As is the case with any Expert Determination process, at the outset it is important to conduct an internal evaluation of one’s dataset to understand the relative utility of fields of interest and the underlying data types. In this example, suppose the study focuses on procedure types, dates, and costs, but that the patient’s residential location is not relevant.
With this information in hand, the data owner may choose to redact all information related to the patient’s home geography (note that this information may come from either the small dataset, or the larger claims dataset, since they are linked). Since such location information is publicly available, redacting it reduces the risk of re-identification.
Due to the nature of the therapy being studied, the genetics component of the dataset may also be important. Privacy considerations around genomics data continue to evolve as genetic testing becomes more prevalent and the increase of publicly available genetics databases creates new privacy dynamics. The extent to which certain genetic information may be permissible should be discussed with a privacy expert.
Suppose that approximately eight new participants are enrolled in the trial and added to the dataset each month. Using the aforementioned criteria of requiring fewer than 1% of patients to have elevated risk, we can be confident that adding precisely 8 new patients to the dataset of 1,000 total patients will not compromise the dataset’s risk profile. However, given the potential variance in the number of patients to be added, it would be recommended to revisit the Expert Determination analysis on a regular (e.g., monthly) basis or ad hoc as new patients are added to the dataset.
The privacy impact of a dataset update depends on the characteristics of the population that is being added. If the new population is representative of the existing dataset population, then we would not expect changes to privacy risk. On the other hand, if recently recruited clinical trial patients were, for example, of a less common ethnicity, which was not previously represented in the dataset, further data operations may need to be applied in order to meet HIPAA compliance.

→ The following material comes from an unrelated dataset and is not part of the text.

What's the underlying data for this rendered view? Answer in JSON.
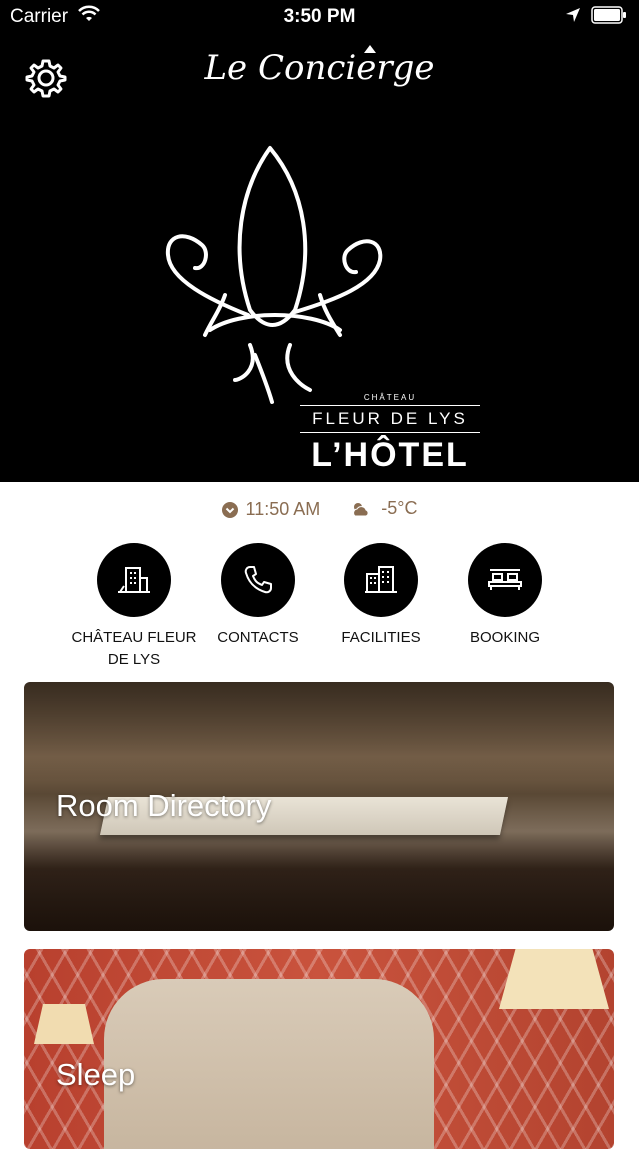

A privacy expert who evaluates the risk of a dataset is equipped to explicitly enumerate these operations, known as remediations, that are necessary to reduce risk. Remediations may take a variety of forms including redaction or truncation of certain fields (e.g., truncating a zip code to its first two digits), removing specific values in a field (e.g., dates associated with a procedure that implies a birth), or the removal of a risky subset of patients entirely.
Remediations are common in the Expert Determination process, as privacy experts account for risk not only within individual data fields, but also risk that can arise from the interaction of data fields. For example, for certain records, the combination of zip code and ethnicity may present greater risk than the risk of either of these fields in isolation. There may be discretion in choosing a satisfactory combination of remediations; thus, a qualitative understanding of the use case should inform the decision of which data operations to apply.
With proper diligence, small datasets can unlock novel use cases
While smaller datasets require care and an understanding of the privacy principles at play, we must be able to share information collected from smaller population groups in order to inform research in genetic sequencing, drug development, and medicine more broadly. We have the necessary privacy mechanisms to work with this data, and the opportunities merit strong pursuit.
Editor’s note: This post has been updated on December 2022 for accuracy and comprehensiveness.